Nevertheless, I started my business, A Bride’s Ally, and it grew faster than I ever dared to dream for something I originally considered a side gig. In the many years I’ve been a wedding planner/consultant/coordinator, I’ve watched wedding planning take perfectly lovely people and turn them into Pinterest-obsessed (in the bad way), overwhelmed, anxiety-ridden, FOMO-paranoid crazy people.
Thanks to social media, the advent of sites like Pinterest and Etsy, and the proliferation of more wedding-based blogs than I can count, couples are truly free to plan weddings that are individual and unique, which is amazing. But, that freedom comes with a dark side that many don’t expect and have trouble navigating. Observing all this through the eyes of an industry outsider brought me to A Bride’s Top Fives (ABT5). In short, I’m taking wedding planning points and boiling them down to the top five most important things you need to know about each. In addition, I’ll also have “bonus” posts that tackle more sensitive/taboo topics (like how to deal with bridesmaid regret, manage a vendor that’s doing a bad job, or cancel your wedding outright).

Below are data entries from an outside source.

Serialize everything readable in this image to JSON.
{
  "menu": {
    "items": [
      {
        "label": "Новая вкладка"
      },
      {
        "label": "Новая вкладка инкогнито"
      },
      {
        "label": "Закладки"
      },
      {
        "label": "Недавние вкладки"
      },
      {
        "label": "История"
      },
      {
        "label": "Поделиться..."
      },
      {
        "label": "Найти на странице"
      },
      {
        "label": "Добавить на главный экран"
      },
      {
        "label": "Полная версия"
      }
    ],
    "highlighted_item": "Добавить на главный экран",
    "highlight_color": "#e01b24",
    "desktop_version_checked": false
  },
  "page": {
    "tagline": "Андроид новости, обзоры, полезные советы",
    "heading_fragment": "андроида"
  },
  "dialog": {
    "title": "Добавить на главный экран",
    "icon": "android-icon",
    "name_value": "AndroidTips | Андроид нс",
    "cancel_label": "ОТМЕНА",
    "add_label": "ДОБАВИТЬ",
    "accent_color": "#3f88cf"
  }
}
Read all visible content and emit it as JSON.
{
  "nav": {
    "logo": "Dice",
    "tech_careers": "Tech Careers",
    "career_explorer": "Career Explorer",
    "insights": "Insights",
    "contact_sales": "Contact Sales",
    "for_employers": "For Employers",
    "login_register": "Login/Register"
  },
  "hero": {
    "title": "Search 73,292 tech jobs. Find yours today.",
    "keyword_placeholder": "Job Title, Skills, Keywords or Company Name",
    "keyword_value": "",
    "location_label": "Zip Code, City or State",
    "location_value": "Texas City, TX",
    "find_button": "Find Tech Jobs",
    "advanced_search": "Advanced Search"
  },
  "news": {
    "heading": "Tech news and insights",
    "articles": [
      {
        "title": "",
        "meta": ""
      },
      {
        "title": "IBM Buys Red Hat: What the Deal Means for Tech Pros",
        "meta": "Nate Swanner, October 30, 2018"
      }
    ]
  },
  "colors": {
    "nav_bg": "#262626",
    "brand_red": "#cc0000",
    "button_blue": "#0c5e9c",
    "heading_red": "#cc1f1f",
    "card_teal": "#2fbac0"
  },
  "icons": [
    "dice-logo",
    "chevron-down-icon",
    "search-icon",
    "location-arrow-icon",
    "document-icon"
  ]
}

The simplicity of mindset I want to promote can be applied to all couples at all budgets. This isn’t about simplicity of event – even those with large guests counts and complex design concepts can do without a lot of the wedding planning white noise out there.
I’m hoping this will allow couples to more easily strip away the non-essential information overload that trips up so many people when planning their wedding. Even better, a lot of the concepts I’ll be discussing can easily be transferred to other areas of life.